Dicen que se fue… No lo aceptamos… No es posible. Miguel, nuestro «hermano mayor», sigue y seguirá siempre entre nosotros, con su sonrisa entrañable, su sabiduría infinita y sus principios inclaudicables. Fue fundador de nuestro Grupo de Reflexión sobre Educación (GRE), hace 11 años, y se mantuvo como miembro honorario hasta ahora. Incluso, escribió el epílogo de nuestro libro Punto y seguido, de 2019, como muestra de su lúcida, extensa y muy prolífica producción intelectual. Nos marcó en lo más profundo: nos enseñó a trabajar, reflexionar, discutir y escribir en grupo.
Miguel aportó al GRE el método del «borrador mártir», que empleamos en todos nuestros documentos. En una ocasión le pidió a uno de nosotros que redactara un borrador del tema que estábamos conversando. Miguel lo llamó de inmediato y le dijo más o menos así: «Felicitaciones. Pocas veces he visto un borrador tan claro y ordenado; es lo que llamo un buen borrador mártir. Se puede discutir. En la próxima reunión yo, con mi lápiz rojo, y los demás lo descuartizaremos hasta que tengamos un documento que nos satisfaga». Lo hicimos en todos nuestros documentos. Nos enseñó a respetarnos sin claudicar en nuestras convicciones. Por eso hoy no queremos escribir simplemente una biobibliografía. Su obra, extensa y profunda, ya ha sido recopilada por otros. Nosotros queremos recordar y honrar a Miguel a través de experiencias compartidas, a través de sus propias palabras y anécdotas, que lo muestran como persona, como amigo y como militante.
En la introducción que escribió para su libro inconcluso Valió la pena comienza diciendo: «En su Fermentario, Vaz Ferreira incluyó esta sugerencia, que a medida que pasan los años me presiona más y más: «Y no morirse con tantas cosas adentro». Me quedan todavía algunas cosas adentro que podrían pasar de su condición actual, silenciadas y avaramente sedimentadas, a ser compartidas por otros, por alguien que me es desconocido y que ojalá sea una persona joven. […]
El principal tema que atraviesa estas páginas es la educación. Esta ha sido el sustrato vertebrador de mi vida profesional. Pudo haber sido de otro modo. […] Pero, por razones ajenas a mi voluntad, terminé siendo maestro primario y, después de mis primeras experiencias, anclé hasta hoy en el apasionante oficio de querer cambiar la realidad y ayudar a los demás a cambiar la suya. Siempre pongo en duda la tentación en que caen algunas personas de considerarme un maestro vocacional. Es positivo, me parece, que cada vez más los seres humanos podamos ser plurivocacionales, con tal de que nuestra vocación central sea la de ser personas. […]

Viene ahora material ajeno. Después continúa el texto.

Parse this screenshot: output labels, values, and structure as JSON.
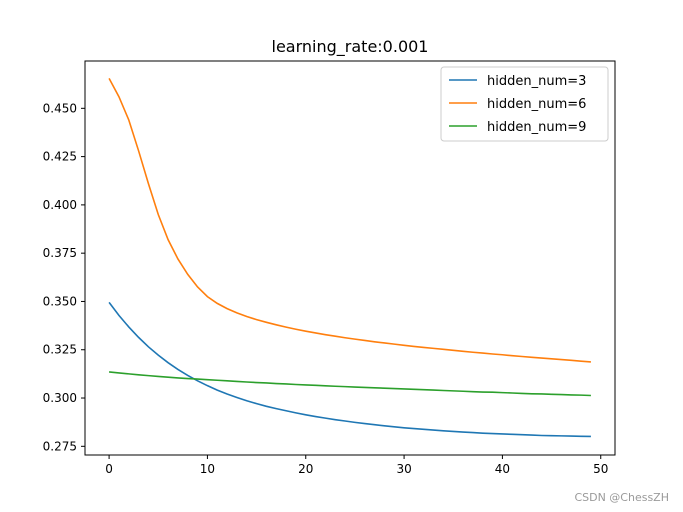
{
  "chart_data": {
    "type": "line",
    "title": "learning_rate:0.001",
    "xlabel": "",
    "ylabel": "",
    "xlim": [
      -2.45,
      51.45
    ],
    "ylim": [
      0.2705,
      0.4745
    ],
    "xticks": [
      0,
      10,
      20,
      30,
      40,
      50
    ],
    "xtick_labels": [
      "0",
      "10",
      "20",
      "30",
      "40",
      "50"
    ],
    "yticks": [
      0.275,
      0.3,
      0.325,
      0.35,
      0.375,
      0.4,
      0.425,
      0.45
    ],
    "ytick_labels": [
      "0.275",
      "0.300",
      "0.325",
      "0.350",
      "0.375",
      "0.400",
      "0.425",
      "0.450"
    ],
    "grid": false,
    "legend_position": "top-right",
    "x": [
      0,
      1,
      2,
      3,
      4,
      5,
      6,
      7,
      8,
      9,
      10,
      11,
      12,
      13,
      14,
      15,
      16,
      17,
      18,
      19,
      20,
      21,
      22,
      23,
      24,
      25,
      26,
      27,
      28,
      29,
      30,
      31,
      32,
      33,
      34,
      35,
      36,
      37,
      38,
      39,
      40,
      41,
      42,
      43,
      44,
      45,
      46,
      47,
      48,
      49
    ],
    "series": [
      {
        "name": "hidden_num=3",
        "color": "#1f77b4",
        "values": [
          0.3495,
          0.3428,
          0.3368,
          0.3314,
          0.3265,
          0.3222,
          0.3183,
          0.3148,
          0.3117,
          0.3089,
          0.3064,
          0.3041,
          0.3021,
          0.3003,
          0.2986,
          0.2971,
          0.2957,
          0.2945,
          0.2934,
          0.2923,
          0.2913,
          0.2904,
          0.2896,
          0.2888,
          0.2881,
          0.2874,
          0.2868,
          0.2862,
          0.2856,
          0.2851,
          0.2846,
          0.2842,
          0.2838,
          0.2834,
          0.283,
          0.2827,
          0.2824,
          0.2821,
          0.2818,
          0.2816,
          0.2814,
          0.2812,
          0.281,
          0.2808,
          0.2806,
          0.2805,
          0.2804,
          0.2803,
          0.2802,
          0.2801
        ]
      },
      {
        "name": "hidden_num=6",
        "color": "#ff7f0e",
        "values": [
          0.4655,
          0.456,
          0.444,
          0.428,
          0.411,
          0.395,
          0.382,
          0.372,
          0.364,
          0.3575,
          0.3525,
          0.349,
          0.3463,
          0.3441,
          0.3422,
          0.3406,
          0.3392,
          0.3379,
          0.3367,
          0.3356,
          0.3346,
          0.3337,
          0.3328,
          0.332,
          0.3312,
          0.3305,
          0.3298,
          0.3291,
          0.3285,
          0.3279,
          0.3273,
          0.3267,
          0.3262,
          0.3257,
          0.3252,
          0.3247,
          0.3242,
          0.3237,
          0.3233,
          0.3228,
          0.3224,
          0.3219,
          0.3215,
          0.3211,
          0.3207,
          0.3203,
          0.3199,
          0.3195,
          0.3191,
          0.3187
        ]
      },
      {
        "name": "hidden_num=9",
        "color": "#2ca02c",
        "values": [
          0.3135,
          0.313,
          0.3125,
          0.312,
          0.3116,
          0.3112,
          0.3108,
          0.3104,
          0.3101,
          0.3098,
          0.3095,
          0.3092,
          0.3089,
          0.3086,
          0.3083,
          0.308,
          0.3078,
          0.3075,
          0.3073,
          0.307,
          0.3068,
          0.3066,
          0.3063,
          0.3061,
          0.3059,
          0.3057,
          0.3055,
          0.3053,
          0.3051,
          0.3049,
          0.3047,
          0.3045,
          0.3043,
          0.3041,
          0.3039,
          0.3037,
          0.3035,
          0.3033,
          0.3031,
          0.303,
          0.3028,
          0.3026,
          0.3024,
          0.3022,
          0.3021,
          0.3019,
          0.3018,
          0.3016,
          0.3015,
          0.3013
        ]
      }
    ]
  },
  "watermark": "CSDN @ChessZH"
}
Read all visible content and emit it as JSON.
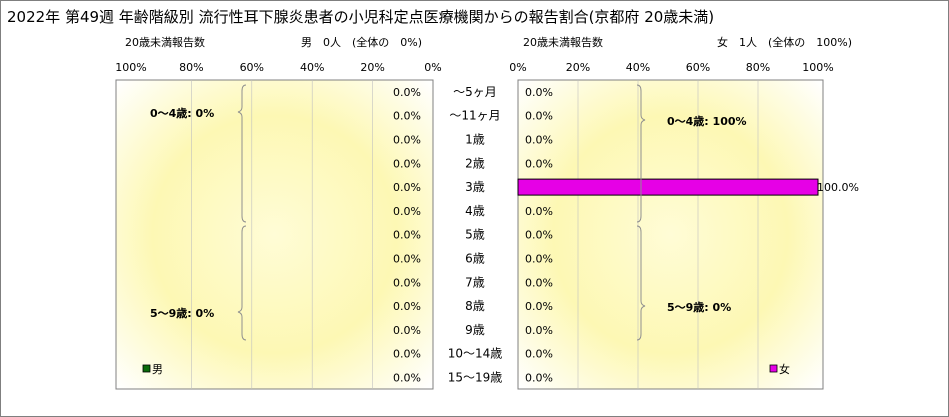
{
  "chart_data": {
    "type": "bar",
    "title": "2022年 第49週 年齢階級別 流行性耳下腺炎患者の小児科定点医療機関からの報告割合(京都府 20歳未満)",
    "categories": [
      "～5ヶ月",
      "～11ヶ月",
      "1歳",
      "2歳",
      "3歳",
      "4歳",
      "5歳",
      "6歳",
      "7歳",
      "8歳",
      "9歳",
      "10～14歳",
      "15～19歳"
    ],
    "x_tick_labels_left": [
      "100%",
      "80%",
      "60%",
      "40%",
      "20%",
      "0%"
    ],
    "x_tick_labels_right": [
      "0%",
      "20%",
      "40%",
      "60%",
      "80%",
      "100%"
    ],
    "xlim": [
      0,
      100
    ],
    "series": [
      {
        "name": "男",
        "color": "#0a6b0a",
        "values": [
          0,
          0,
          0,
          0,
          0,
          0,
          0,
          0,
          0,
          0,
          0,
          0,
          0
        ],
        "value_labels": [
          "0.0%",
          "0.0%",
          "0.0%",
          "0.0%",
          "0.0%",
          "0.0%",
          "0.0%",
          "0.0%",
          "0.0%",
          "0.0%",
          "0.0%",
          "0.0%",
          "0.0%"
        ],
        "header": {
          "count_label": "20歳未満報告数",
          "summary": "男　0人　(全体の　0%)"
        },
        "groups": [
          {
            "label": "0～4歳: 0%"
          },
          {
            "label": "5～9歳: 0%"
          }
        ]
      },
      {
        "name": "女",
        "color": "#e600e6",
        "values": [
          0,
          0,
          0,
          0,
          100,
          0,
          0,
          0,
          0,
          0,
          0,
          0,
          0
        ],
        "value_labels": [
          "0.0%",
          "0.0%",
          "0.0%",
          "0.0%",
          "100.0%",
          "0.0%",
          "0.0%",
          "0.0%",
          "0.0%",
          "0.0%",
          "0.0%",
          "0.0%",
          "0.0%"
        ],
        "header": {
          "count_label": "20歳未満報告数",
          "summary": "女　1人　(全体の　100%)"
        },
        "groups": [
          {
            "label": "0～4歳: 100%"
          },
          {
            "label": "5～9歳: 0%"
          }
        ]
      }
    ],
    "legend": [
      {
        "name": "男",
        "placement": "bottom-left"
      },
      {
        "name": "女",
        "placement": "bottom-right"
      }
    ],
    "grid": true,
    "background": "gradient-yellow"
  }
}
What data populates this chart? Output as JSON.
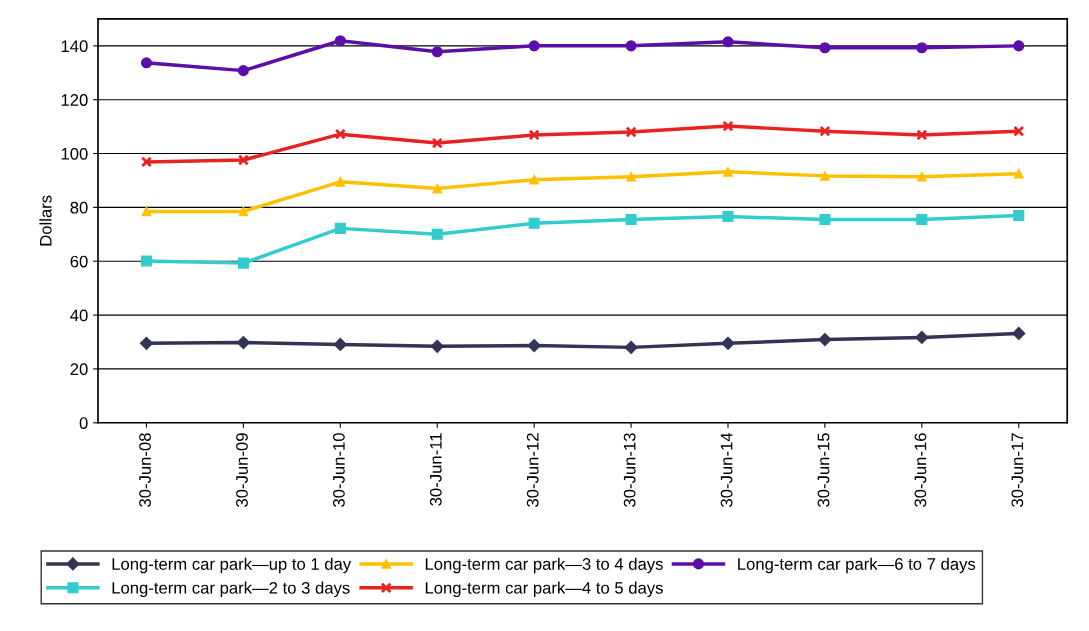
{
  "chart_data": {
    "type": "line",
    "ylabel": "Dollars",
    "categories": [
      "30-Jun-08",
      "30-Jun-09",
      "30-Jun-10",
      "30-Jun-11",
      "30-Jun-12",
      "30-Jun-13",
      "30-Jun-14",
      "30-Jun-15",
      "30-Jun-16",
      "30-Jun-17"
    ],
    "series": [
      {
        "name": "Long-term car park—up to 1 day",
        "color": "#333355",
        "marker": "diamond",
        "values": [
          29.5,
          29.8,
          29.1,
          28.4,
          28.7,
          28.0,
          29.5,
          30.9,
          31.7,
          33.2
        ]
      },
      {
        "name": "Long-term car park—2 to 3 days",
        "color": "#33cccc",
        "marker": "square",
        "values": [
          60.1,
          59.3,
          72.2,
          70.0,
          74.1,
          75.5,
          76.6,
          75.5,
          75.5,
          77.0
        ]
      },
      {
        "name": "Long-term car park—3 to 4 days",
        "color": "#ffc000",
        "marker": "triangle",
        "values": [
          78.5,
          78.5,
          89.5,
          87.0,
          90.3,
          91.4,
          93.2,
          91.7,
          91.4,
          92.5
        ]
      },
      {
        "name": "Long-term car park—4 to 5 days",
        "color": "#e8231f",
        "marker": "cross",
        "values": [
          96.9,
          97.6,
          107.2,
          103.9,
          106.9,
          108.0,
          110.2,
          108.3,
          106.9,
          108.3
        ]
      },
      {
        "name": "Long-term car park—6 to 7 days",
        "color": "#5b0fa8",
        "marker": "circle",
        "values": [
          133.7,
          130.8,
          141.9,
          137.8,
          140.0,
          140.0,
          141.5,
          139.3,
          139.3,
          140.0
        ]
      }
    ],
    "ylim": [
      0,
      150
    ],
    "yticks": [
      0,
      20,
      40,
      60,
      80,
      100,
      120,
      140
    ],
    "grid": "y",
    "legend": "bottom",
    "line_style": "solid"
  }
}
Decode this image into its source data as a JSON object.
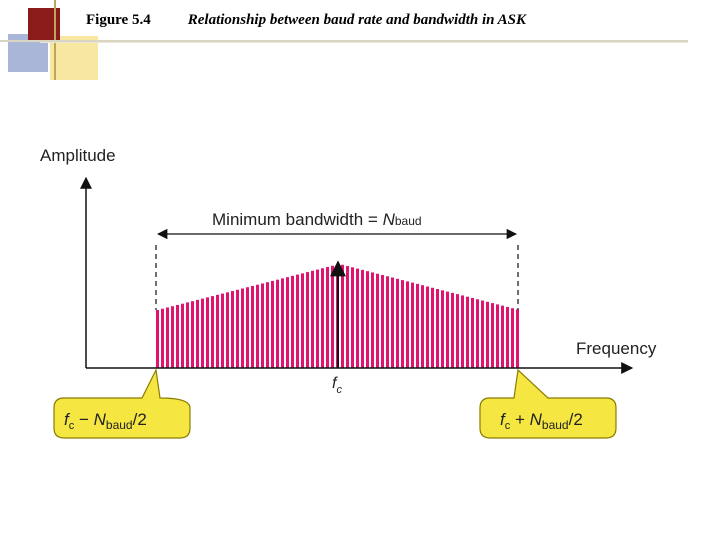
{
  "header": {
    "figure_number": "Figure 5.4",
    "figure_title": "Relationship between baud rate and bandwidth in ASK"
  },
  "diagram": {
    "y_axis_label": "Amplitude",
    "x_axis_label": "Frequency",
    "bandwidth_label_text": "Minimum bandwidth = ",
    "bandwidth_label_var": "N",
    "bandwidth_label_sub": "baud",
    "center_label": "f",
    "center_label_sub": "c",
    "left_callout": {
      "f": "f",
      "f_sub": "c",
      "op": " − ",
      "n": "N",
      "n_sub": "baud",
      "tail": "/2"
    },
    "right_callout": {
      "f": "f",
      "f_sub": "c",
      "op": " + ",
      "n": "N",
      "n_sub": "baud",
      "tail": "/2"
    },
    "colors": {
      "spectrum": "#e0136e",
      "callout_fill": "#f5e642",
      "callout_stroke": "#8a7d00",
      "axis": "#111111"
    }
  }
}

Lo que precede –que coincide con las precisiones que sobre el tema ha formulado el GRE– podría llevarnos a pensar que los educadores de hoy y del futuro habrán de trabajar mucho más […]. Se trata, me parece, de habilitar al alumno a construir y utilizar saberes progresivos y cambiantes, siempre éticamente inspirados, críticos, legitimados por la ciencia y no por dogmas y prejuicios, responsablemente seleccionados, asumidos y gozados».
En este sentido, en 2016, en el acto de colación de grado del Instituto de Formación Docente de Paysandú, se homenajeó al maestro Soler. En esa oportunidad, él envió un emotivo y profundo mensaje, en el que transmitía a las nuevas generaciones de docentes cómo, a su juicio, debía asumirse y encararse la profesión: «Maestros del futuro, comprométanse con sus palabras y sus obras, de modo que ese compromiso sirva al desafío de ayudar a construir una sociedad solidaria, plural, crítica y feliz. No la hemos edificado todavía; al contrario, todos los días buena parte de la humanidad incumple palabras solemnemente firmadas. Se firma la paz y se reinicia la guerra, arrojando bombas sobre madres y niños consternados. Por eso, más que verbal, nuestro compromiso ha de ser activo, ha de traducirse en acciones que apunten a instaurar los derechos humanos, mejorando de verdad la calidad de vida de nuestra especie. Necesitamos familias y comunidades comprometidas con el futuro, pero sobre todo necesitamos que los profesionales de la educación asumamos nuestro compromiso con nosotros mismos, con nuestros alumnos, con la sociedad. La realidad de la que formamos parte nos impondrá los contenidos de ese compromiso. Esa realidad que nos compromete no es, para el educador, solo la del aula, ni siquiera solamente la de la comunidad. Hemos de conocer la realidad y comprometernos con ella a escala nacional y también internacional. Solo sintiéndonos ciudadanos del mundo ayudaremos a nuestros educandos a serlo».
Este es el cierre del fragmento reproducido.